Resposta inadequada, dizem ONG’s
“Continua a não existir qualquer programa dedicado de busca e salvamento liderado pela UE”, disse Federico Soda, chefe da missão da OIM na Líbia, no Twitter. Para depois acrescentar: “receamos que, sem um aumento urgente da capacidade de resgate humanitário, aumente o risco de mais catástrofes.
Um discurso que alinha com o de muitas organizações de direitos humanos, repetidamente a denunciar o que consideram uma resposta absolutamente inadequada por parte das autoridades europeias.

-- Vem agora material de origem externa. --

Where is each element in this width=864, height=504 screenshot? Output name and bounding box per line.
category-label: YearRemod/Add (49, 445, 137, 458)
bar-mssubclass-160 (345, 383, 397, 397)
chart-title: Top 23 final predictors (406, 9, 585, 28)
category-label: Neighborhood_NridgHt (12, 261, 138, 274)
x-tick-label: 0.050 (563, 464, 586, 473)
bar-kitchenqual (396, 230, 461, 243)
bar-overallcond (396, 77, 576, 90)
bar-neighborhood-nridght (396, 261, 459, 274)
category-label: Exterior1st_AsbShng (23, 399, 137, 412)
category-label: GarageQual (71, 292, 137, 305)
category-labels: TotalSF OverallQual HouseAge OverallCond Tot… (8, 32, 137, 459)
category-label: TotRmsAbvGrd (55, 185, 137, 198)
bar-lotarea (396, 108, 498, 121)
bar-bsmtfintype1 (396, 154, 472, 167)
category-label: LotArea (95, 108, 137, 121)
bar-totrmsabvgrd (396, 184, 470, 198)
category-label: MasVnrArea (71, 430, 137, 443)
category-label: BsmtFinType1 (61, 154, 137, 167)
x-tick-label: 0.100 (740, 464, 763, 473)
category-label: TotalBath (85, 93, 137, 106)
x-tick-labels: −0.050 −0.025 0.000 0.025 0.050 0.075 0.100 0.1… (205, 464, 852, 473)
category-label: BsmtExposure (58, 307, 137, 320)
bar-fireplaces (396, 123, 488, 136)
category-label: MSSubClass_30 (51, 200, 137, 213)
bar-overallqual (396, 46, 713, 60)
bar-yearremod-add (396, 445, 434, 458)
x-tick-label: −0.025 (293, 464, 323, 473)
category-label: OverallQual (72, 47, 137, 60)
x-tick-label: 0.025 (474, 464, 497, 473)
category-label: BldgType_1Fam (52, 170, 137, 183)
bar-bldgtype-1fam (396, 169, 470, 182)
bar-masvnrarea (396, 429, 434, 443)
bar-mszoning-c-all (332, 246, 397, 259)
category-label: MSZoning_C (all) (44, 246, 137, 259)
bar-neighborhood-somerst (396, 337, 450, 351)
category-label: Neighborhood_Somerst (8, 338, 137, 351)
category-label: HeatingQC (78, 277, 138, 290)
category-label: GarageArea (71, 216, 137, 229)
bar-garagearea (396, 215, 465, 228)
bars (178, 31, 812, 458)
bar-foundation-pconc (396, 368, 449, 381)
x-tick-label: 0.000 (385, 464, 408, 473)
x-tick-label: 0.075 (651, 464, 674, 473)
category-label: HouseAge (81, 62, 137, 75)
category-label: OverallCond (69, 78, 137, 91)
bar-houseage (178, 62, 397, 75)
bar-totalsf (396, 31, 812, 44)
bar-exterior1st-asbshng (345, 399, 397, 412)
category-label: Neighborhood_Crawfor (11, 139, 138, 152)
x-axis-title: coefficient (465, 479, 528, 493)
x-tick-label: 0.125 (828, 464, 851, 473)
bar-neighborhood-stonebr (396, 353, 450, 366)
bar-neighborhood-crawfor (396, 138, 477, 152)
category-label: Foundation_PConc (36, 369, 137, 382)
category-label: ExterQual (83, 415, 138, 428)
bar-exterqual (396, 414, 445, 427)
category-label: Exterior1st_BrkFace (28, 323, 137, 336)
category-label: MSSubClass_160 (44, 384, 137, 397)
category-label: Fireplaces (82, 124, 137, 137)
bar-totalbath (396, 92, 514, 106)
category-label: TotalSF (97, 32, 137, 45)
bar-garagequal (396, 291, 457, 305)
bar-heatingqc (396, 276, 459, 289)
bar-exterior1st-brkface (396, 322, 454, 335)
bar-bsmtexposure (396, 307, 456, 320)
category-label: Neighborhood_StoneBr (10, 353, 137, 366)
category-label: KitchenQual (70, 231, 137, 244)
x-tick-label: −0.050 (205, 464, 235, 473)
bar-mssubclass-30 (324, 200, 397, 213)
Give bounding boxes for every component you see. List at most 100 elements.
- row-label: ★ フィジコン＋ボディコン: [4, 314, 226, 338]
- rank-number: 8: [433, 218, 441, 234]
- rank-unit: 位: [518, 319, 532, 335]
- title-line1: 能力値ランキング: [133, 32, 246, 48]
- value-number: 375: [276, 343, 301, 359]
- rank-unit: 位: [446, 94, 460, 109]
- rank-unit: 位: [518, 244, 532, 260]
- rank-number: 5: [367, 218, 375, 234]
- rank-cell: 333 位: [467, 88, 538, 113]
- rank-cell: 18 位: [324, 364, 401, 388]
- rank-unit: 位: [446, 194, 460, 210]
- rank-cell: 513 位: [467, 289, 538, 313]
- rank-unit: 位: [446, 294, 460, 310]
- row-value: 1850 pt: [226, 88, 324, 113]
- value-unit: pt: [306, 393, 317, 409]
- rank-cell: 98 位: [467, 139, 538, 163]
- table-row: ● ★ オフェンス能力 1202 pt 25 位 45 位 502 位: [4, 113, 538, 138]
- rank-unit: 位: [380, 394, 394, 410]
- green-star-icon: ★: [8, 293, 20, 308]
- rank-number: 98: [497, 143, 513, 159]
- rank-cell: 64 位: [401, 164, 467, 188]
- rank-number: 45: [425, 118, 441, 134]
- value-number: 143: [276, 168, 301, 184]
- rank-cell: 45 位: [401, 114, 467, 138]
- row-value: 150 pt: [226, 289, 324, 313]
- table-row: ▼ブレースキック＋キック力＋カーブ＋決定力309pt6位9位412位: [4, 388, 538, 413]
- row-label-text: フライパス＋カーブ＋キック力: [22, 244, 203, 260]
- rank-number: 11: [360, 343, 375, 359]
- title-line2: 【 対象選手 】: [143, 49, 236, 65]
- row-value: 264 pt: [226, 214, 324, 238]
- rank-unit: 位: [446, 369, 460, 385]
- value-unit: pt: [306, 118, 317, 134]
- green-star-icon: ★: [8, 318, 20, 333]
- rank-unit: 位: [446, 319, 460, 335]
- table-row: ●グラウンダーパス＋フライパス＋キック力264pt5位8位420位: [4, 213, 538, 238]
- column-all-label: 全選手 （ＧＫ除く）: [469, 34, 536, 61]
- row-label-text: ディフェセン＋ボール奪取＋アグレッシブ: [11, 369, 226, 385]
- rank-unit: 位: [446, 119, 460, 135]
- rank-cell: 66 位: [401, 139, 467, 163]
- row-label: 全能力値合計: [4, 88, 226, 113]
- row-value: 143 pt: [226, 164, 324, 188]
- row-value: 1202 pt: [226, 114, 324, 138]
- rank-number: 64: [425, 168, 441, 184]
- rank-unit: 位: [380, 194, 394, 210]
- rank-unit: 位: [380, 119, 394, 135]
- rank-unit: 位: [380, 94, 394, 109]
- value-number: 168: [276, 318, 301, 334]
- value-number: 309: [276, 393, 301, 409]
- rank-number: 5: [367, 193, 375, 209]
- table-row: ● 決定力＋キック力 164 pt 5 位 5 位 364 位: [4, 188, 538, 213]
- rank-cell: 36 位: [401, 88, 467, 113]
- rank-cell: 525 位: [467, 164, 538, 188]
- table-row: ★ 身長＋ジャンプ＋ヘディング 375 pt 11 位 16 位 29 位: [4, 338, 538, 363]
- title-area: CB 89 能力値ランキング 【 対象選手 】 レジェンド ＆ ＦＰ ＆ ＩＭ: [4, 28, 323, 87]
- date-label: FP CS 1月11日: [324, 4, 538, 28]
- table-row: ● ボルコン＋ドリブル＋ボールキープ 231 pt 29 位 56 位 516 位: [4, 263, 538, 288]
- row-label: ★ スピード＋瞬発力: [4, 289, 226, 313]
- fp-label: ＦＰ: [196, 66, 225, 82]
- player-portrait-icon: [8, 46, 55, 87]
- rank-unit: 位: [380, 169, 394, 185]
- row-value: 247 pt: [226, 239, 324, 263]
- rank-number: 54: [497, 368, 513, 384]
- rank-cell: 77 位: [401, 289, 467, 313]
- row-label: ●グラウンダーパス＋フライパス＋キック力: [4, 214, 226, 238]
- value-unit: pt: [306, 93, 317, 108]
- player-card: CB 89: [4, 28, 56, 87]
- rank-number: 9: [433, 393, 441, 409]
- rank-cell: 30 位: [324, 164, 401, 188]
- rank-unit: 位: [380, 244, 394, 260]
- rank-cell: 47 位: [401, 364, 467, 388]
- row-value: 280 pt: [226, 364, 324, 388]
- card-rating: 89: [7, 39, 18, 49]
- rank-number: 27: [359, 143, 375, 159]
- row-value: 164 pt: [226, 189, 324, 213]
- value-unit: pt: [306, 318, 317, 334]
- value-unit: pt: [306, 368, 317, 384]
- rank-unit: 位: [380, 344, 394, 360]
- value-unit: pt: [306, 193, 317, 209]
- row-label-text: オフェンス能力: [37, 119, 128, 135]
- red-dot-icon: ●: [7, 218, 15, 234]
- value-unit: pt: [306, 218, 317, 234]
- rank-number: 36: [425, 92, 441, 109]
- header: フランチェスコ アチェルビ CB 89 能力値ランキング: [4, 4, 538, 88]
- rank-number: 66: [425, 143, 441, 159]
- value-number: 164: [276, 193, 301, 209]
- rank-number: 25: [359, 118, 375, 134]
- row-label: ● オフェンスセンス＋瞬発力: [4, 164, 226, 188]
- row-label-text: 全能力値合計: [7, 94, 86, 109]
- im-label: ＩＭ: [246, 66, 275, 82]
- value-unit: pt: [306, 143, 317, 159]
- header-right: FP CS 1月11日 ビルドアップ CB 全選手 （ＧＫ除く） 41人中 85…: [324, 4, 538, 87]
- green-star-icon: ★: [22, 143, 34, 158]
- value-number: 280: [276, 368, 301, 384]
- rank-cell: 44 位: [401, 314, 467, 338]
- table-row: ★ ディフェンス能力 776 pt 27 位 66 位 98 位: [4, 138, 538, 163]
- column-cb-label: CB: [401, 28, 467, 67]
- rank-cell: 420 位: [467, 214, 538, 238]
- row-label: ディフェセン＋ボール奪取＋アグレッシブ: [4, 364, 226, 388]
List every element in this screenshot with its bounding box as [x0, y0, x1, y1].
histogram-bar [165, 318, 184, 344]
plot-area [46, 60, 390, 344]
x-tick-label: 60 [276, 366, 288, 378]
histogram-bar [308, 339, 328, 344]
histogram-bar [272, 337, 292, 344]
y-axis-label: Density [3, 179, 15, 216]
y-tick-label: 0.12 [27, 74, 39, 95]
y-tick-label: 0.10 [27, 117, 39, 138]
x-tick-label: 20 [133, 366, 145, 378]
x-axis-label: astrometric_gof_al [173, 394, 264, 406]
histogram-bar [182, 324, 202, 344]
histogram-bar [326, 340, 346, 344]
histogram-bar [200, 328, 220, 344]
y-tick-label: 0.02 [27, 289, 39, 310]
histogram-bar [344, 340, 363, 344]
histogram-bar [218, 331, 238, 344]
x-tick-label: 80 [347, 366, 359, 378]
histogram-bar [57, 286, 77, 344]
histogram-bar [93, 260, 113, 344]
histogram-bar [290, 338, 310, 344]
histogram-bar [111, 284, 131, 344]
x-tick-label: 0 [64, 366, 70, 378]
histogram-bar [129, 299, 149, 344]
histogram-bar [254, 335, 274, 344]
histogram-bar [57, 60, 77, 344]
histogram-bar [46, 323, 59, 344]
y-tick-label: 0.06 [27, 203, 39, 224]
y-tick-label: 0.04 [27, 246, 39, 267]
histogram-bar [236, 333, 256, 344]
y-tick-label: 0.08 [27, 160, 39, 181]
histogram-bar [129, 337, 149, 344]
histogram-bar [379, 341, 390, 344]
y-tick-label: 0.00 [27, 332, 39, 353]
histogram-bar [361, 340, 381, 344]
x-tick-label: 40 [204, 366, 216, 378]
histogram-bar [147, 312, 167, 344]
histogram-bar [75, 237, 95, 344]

E a acusação é simples. Ao que parece, a União Europeia está a usar os aviões de reconhecimento no Mediterrâneo para localizar migrantes e alertar a Líbia para que os intercete. Alarm Phone, Borderline-Europe, Mediterranea Saving Humans e Sea-Watch garantem que “dezenas de milhares” foram devolvidos à Líbia desde que a prática foi adotada.
A Frontex, nome pelo qual é conhecida a agência europeia de gestão da cooperação operacional nas fronteiras externas, já negou as alegações. E argumentou mesmo que, se em algum momento a Líbia interveio, foi por decisão do centro de resgate — ao qual, “de acordo com o direito internacional, cabe a competência de decidir quais os barcos e área chamados a participar”, sublinhou, citada pelas agências internacionais. Falta dizer que é de facto da Líbia que saem grande parte destas embarcações, incentivadas por redes de tráfico e exploração de pessoas.